The different curves show different usages of the explorer:
- Navigation in the categories tree view, with subcategories inclusion checked/unchecked.
- With or without 10000 additional uncategorized documents.
- First click or after three clicks (to measure cache performance)
- Search in a root category (Software Document Classification) including subcategories
- Search in a leaf category (Configuration Description)

Performance seem to be proportional to the number of documents in the repository at first, and then become more stable after 6000 documents.
Cached requests don't take more than 3 seconds, even with a repository of 160000 documents, which means a result set of 24000 documents.
On the contrary, search time grows consistently with the size of the repository.
The light blue curve's values are surprising and might be an artifact to the state of the database during the measure. Usual values are expected to be closer to the brown curve.

Method

Using Google Chromium and its Speed Tracer extension, I measured the time between the DOM click and the end of the processing (excluding repaints that occur after the page is shown completely).

Conditions:
- Alfresco Enterprise 3.2 with heap.maxsizesize = 500MB
- Ubuntu Karmic 2009.10 with Sun Java HotSpot 1.6.0_15
- Laptop with Intel Core Duo T9600 2.8GHz and 4GB RAM

Notes:
Empty categories are shown in about 600 milliseconds. But once, with 10000 categorized documents plus 10000 uncategorized documents, a particular empty category took 6 seconds to load, consistently.
Even for a well-defined operation, performance is not very predictable.

Conclusion

Categories show faster than spaces in the Alfresco explorer, especially when they contain large numbers of documents.
On huge repositories, performances are slow at start, but that get better once requests have been cached, most pages take less than 3 seconds to load.
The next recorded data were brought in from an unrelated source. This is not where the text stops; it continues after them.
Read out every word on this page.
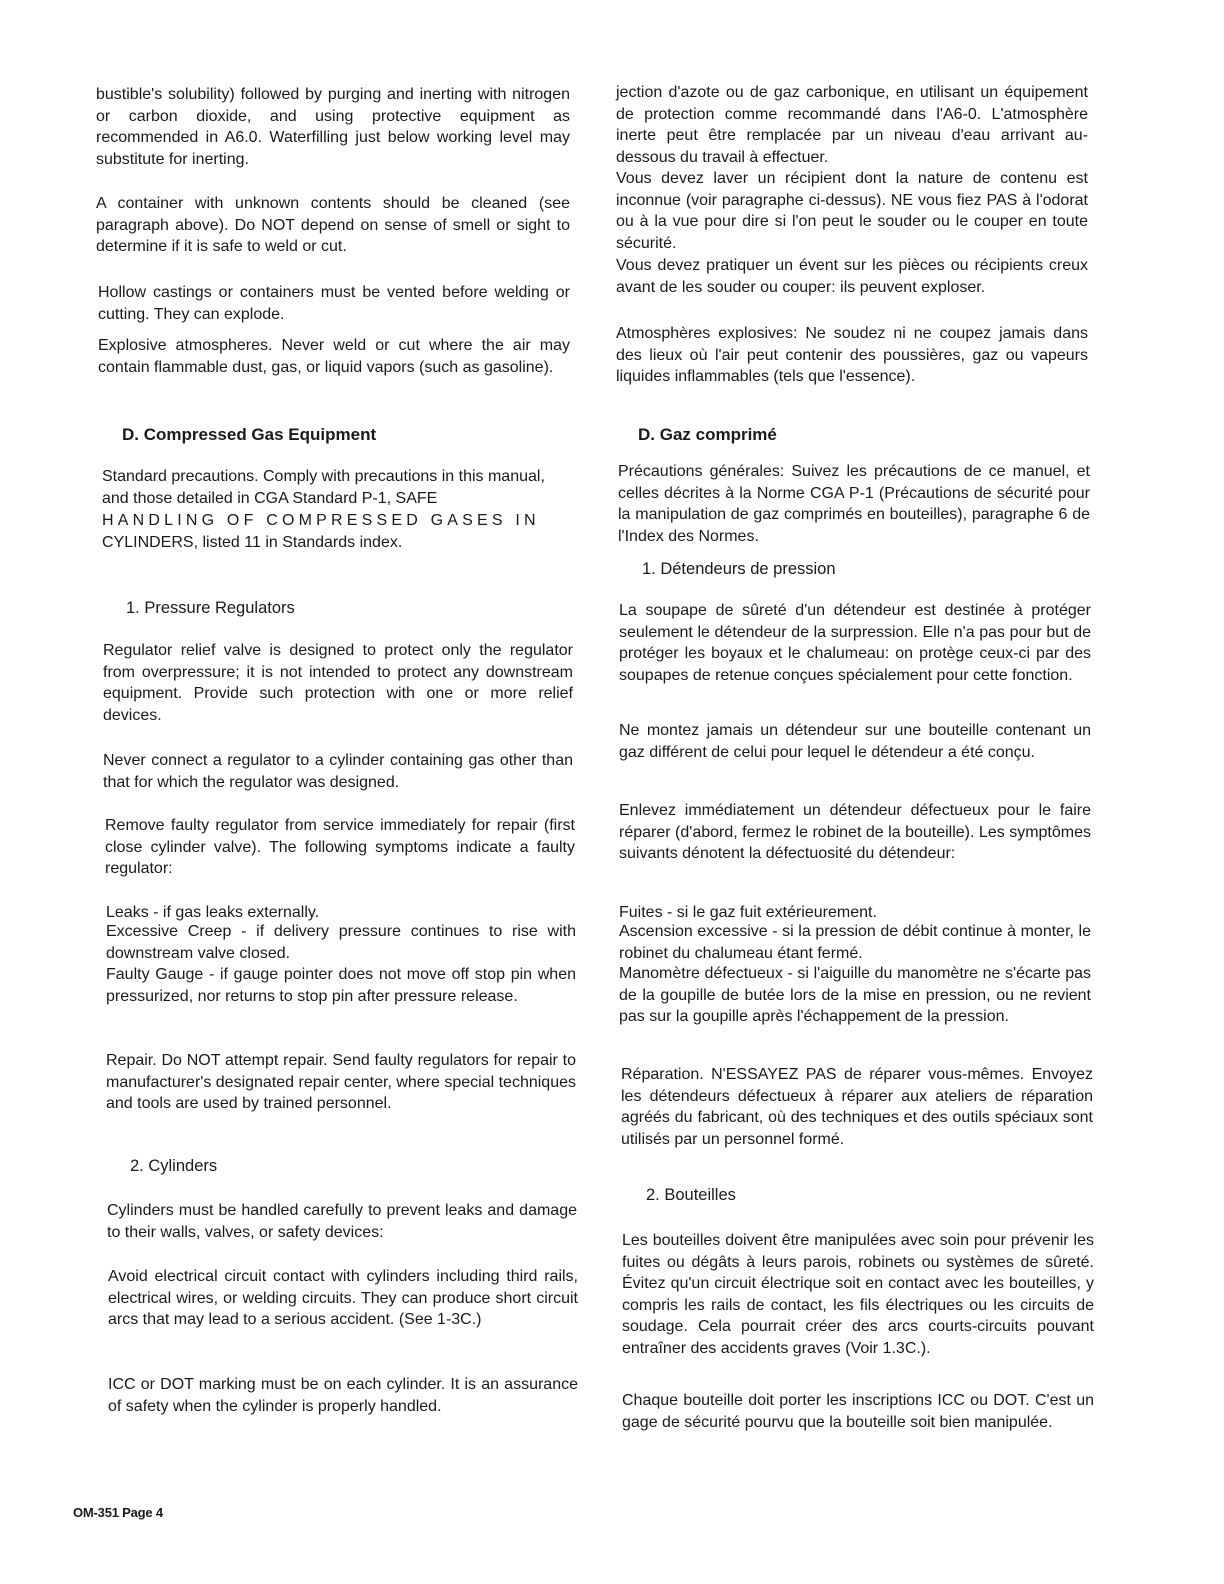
bustible's solubility) followed by purging and inerting with nitrogen or carbon dioxide, and using protective equipment as recommended in A6.0. Waterfilling just below working level may substitute for inerting.

A container with unknown contents should be cleaned (see paragraph above). Do NOT depend on sense of smell or sight to determine if it is safe to weld or cut.

Hollow castings or containers must be vented before welding or cutting. They can explode.

Explosive atmospheres. Never weld or cut where the air may contain flammable dust, gas, or liquid vapors (such as gasoline).

D. Compressed Gas Equipment

Standard precautions. Comply with precautions in this manual, and those detailed in CGA Standard P-1, SAFE

HANDLING OF COMPRESSED GASES IN

CYLINDERS, listed 11 in Standards index.

1. Pressure Regulators

Regulator relief valve is designed to protect only the regulator from overpressure; it is not intended to protect any downstream equipment. Provide such protection with one or more relief devices.

Never connect a regulator to a cylinder containing gas other than that for which the regulator was designed.

Remove faulty regulator from service immediately for repair (first close cylinder valve). The following symptoms indicate a faulty regulator:

Leaks - if gas leaks externally.

Excessive Creep - if delivery pressure continues to rise with downstream valve closed.

Faulty Gauge - if gauge pointer does not move off stop pin when pressurized, nor returns to stop pin after pressure release.

Repair. Do NOT attempt repair. Send faulty regulators for repair to manufacturer's designated repair center, where special techniques and tools are used by trained personnel.

2. Cylinders

Cylinders must be handled carefully to prevent leaks and damage to their walls, valves, or safety devices:

Avoid electrical circuit contact with cylinders including third rails, electrical wires, or welding circuits. They can produce short circuit arcs that may lead to a serious accident. (See 1-3C.)

ICC or DOT marking must be on each cylinder. It is an assurance of safety when the cylinder is properly handled.

jection d'azote ou de gaz carbonique, en utilisant un équipement de protection comme recommandé dans l'A6-0. L'atmosphère inerte peut être remplacée par un niveau d'eau arrivant au-dessous du travail à effectuer.

Vous devez laver un récipient dont la nature de contenu est inconnue (voir paragraphe ci-dessus). NE vous fiez PAS à l'odorat ou à la vue pour dire si l'on peut le souder ou le couper en toute sécurité.

Vous devez pratiquer un évent sur les pièces ou récipients creux avant de les souder ou couper: ils peuvent exploser.

Atmosphères explosives: Ne soudez ni ne coupez jamais dans des lieux où l'air peut contenir des poussières, gaz ou vapeurs liquides inflammables (tels que l'essence).

D. Gaz comprimé

Précautions générales: Suivez les précautions de ce manuel, et celles décrites à la Norme CGA P-1 (Précautions de sécurité pour la manipulation de gaz comprimés en bouteilles), paragraphe 6 de l'Index des Normes.

1. Détendeurs de pression

La soupape de sûreté d'un détendeur est destinée à protéger seulement le détendeur de la surpression. Elle n'a pas pour but de protéger les boyaux et le chalumeau: on protège ceux-ci par des soupapes de retenue conçues spécialement pour cette fonction.

Ne montez jamais un détendeur sur une bouteille contenant un gaz différent de celui pour lequel le détendeur a été conçu.

Enlevez immédiatement un détendeur défectueux pour le faire réparer (d'abord, fermez le robinet de la bouteille). Les symptômes suivants dénotent la défectuosité du détendeur:

Fuites - si le gaz fuit extérieurement.

Ascension excessive - si la pression de débit continue à monter, le robinet du chalumeau étant fermé.

Manomètre défectueux - si l'aiguille du manomètre ne s'écarte pas de la goupille de butée lors de la mise en pression, ou ne revient pas sur la goupille après l'échappement de la pression.

Réparation. N'ESSAYEZ PAS de réparer vous-mêmes. Envoyez les détendeurs défectueux à réparer aux ateliers de réparation agréés du fabricant, où des techniques et des outils spéciaux sont utilisés par un personnel formé.

2. Bouteilles

Les bouteilles doivent être manipulées avec soin pour prévenir les fuites ou dégâts à leurs parois, robinets ou systèmes de sûreté. Évitez qu'un circuit électrique soit en contact avec les bouteilles, y compris les rails de contact, les fils électriques ou les circuits de soudage. Cela pourrait créer des arcs courts-circuits pouvant entraîner des accidents graves (Voir 1.3C.).

Chaque bouteille doit porter les inscriptions ICC ou DOT. C'est un gage de sécurité pourvu que la bouteille soit bien manipulée.

OM-351 Page 4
Depending on the requirements, performances of categories might be deemed acceptable, there is no bottleneck or operation that takes more than 10 seconds.

However, some features are not available to someone who would use the Alfresco's “Categories” tree view exclusively, for instance:
- No permissions settings based on categories.
- No content rules settings based on categories.
- No "Add content" button when browsing categories.